So funktioniert der Lenkassistent in der Praxis.
TU Delft

Die Idee zum Lenkassistenten ist dem Siegeszug der E-Bikes geschuldet. Denn das klassische Hollandrad, wie es Gazelle herstellt, weist dank aufrechter Sitzposition und sehr spurtreuer Lenkung einen hohen Fahrkomfort auf. Mit den nun auch in den Niederlanden immer populärer werdenden E-Bikes steigen aber die Unfallzahlen, vor allem unter den älteren Radfahrern.
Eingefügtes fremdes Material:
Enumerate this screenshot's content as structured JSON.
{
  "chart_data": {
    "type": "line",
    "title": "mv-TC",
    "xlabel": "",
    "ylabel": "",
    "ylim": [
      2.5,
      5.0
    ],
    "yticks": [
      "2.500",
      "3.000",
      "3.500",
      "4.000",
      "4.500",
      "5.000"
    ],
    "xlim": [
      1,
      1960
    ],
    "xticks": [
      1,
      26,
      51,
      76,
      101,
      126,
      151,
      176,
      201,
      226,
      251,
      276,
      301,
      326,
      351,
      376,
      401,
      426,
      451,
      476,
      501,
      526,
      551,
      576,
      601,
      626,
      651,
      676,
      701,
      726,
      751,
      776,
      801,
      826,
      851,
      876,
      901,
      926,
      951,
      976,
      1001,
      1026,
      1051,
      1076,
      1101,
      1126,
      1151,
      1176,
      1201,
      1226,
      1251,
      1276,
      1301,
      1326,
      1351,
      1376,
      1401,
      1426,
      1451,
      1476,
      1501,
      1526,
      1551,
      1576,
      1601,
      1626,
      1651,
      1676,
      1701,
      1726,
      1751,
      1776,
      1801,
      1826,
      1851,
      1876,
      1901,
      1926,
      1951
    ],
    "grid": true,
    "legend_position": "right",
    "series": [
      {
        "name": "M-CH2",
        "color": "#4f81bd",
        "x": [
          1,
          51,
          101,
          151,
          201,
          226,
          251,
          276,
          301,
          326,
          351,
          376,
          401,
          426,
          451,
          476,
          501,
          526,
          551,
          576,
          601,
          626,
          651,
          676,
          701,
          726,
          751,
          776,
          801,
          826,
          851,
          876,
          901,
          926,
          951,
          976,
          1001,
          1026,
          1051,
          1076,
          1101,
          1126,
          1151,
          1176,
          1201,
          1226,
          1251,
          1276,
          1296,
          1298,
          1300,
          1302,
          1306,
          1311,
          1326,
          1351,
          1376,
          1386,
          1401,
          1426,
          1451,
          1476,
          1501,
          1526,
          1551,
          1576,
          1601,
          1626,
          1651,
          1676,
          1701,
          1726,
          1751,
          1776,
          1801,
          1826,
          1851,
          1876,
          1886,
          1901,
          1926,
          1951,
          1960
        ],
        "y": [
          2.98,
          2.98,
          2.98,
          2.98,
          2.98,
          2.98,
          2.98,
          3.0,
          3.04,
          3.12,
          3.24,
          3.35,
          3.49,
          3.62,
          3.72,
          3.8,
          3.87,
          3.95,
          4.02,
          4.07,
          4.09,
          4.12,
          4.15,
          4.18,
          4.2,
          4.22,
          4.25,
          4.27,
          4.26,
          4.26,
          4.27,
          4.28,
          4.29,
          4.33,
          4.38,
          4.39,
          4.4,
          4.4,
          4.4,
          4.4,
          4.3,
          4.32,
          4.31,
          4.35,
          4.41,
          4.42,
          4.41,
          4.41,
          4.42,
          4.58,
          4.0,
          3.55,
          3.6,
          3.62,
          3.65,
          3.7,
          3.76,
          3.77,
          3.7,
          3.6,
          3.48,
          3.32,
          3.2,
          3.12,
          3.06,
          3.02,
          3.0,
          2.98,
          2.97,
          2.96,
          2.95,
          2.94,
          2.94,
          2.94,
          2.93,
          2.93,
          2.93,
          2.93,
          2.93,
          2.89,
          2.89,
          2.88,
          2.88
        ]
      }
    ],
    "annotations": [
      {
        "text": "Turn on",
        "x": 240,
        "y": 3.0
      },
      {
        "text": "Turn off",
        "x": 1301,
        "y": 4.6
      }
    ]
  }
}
Unfallzahlen steigen bei Älteren

Wie das niederländische Verkehrssicherheitsinstitut (SWVO) in Studien festgestellt hat, sind die Unfälle mit Radfahrerbeteiligung zwischen den Jahren 2000 und 2010 um 30 Prozent gestiegen. Jährlich kommen rund 120 Radler über 55 Jahren bei Unfällen ums Leben, mehr als 4.000 dieser Altersklasse sind jedes Jahr in schwere Unfälle verwickelt. Mit der Zunahme von E-Bikes, die schwerer und schneller sind als herkömmliche Hollandräder, befürchtet man nun einen weiteren Anstieg der Unfallzahlen.

Daher haben die TU Delft unter der Teamleitung von Arend Schwab und Gazelle nun zusammen weltweit ersten Lenkassistenten für E-Bikes entwickelt. Die Technologie greift automatisch ein, wenn ein Kontrollverlust droht, und hilft so, die Spur zu halten. Erste Test haben ergeben, dass die Technik von den meisten Radfahrern als hilfreich empfunden wird.

Jahrelange Forschung als Basis

Die Erfindung fußt auf jahrelanger wissenschaftlicher Arbeit der Forscher in Delft, wo seit nunmehr 15 Jahren erforscht wird, wann und warum Fahrräder die Balance verlieren. Schwab und sein Team haben dazu sogar in wissenschaftlichen Journalen wie "Science" Arbeiten veröffentlicht. "Wir haben ein mathematisches Modell, basierend auf 25 physikalischen Parametern, erstellt, das erfolgreich die Stabilität eines Fahrrads je nach Design und Geschwindigkeit vorhersagen kann."

Basierend auf diesen Erkenntnissen wurde der Lenkassistent entwickelt. Die Funktionsweise selbst sei recht simpel, sagt Schwab: "Man braucht einen Sensor, der erkennt, wann das Fahrrad kippt, einen Motor, der in die Lenkung eingreifen kann, und einen Prozessor, um den Motor zu kontrollieren." Die größte Herausforderung sei es gewesen, den richtigen Algorithmus für den Prozessor zu finden – genau dafür konnten die Forscher auf ihre bisherigen Erkenntnisse zurückgreifen.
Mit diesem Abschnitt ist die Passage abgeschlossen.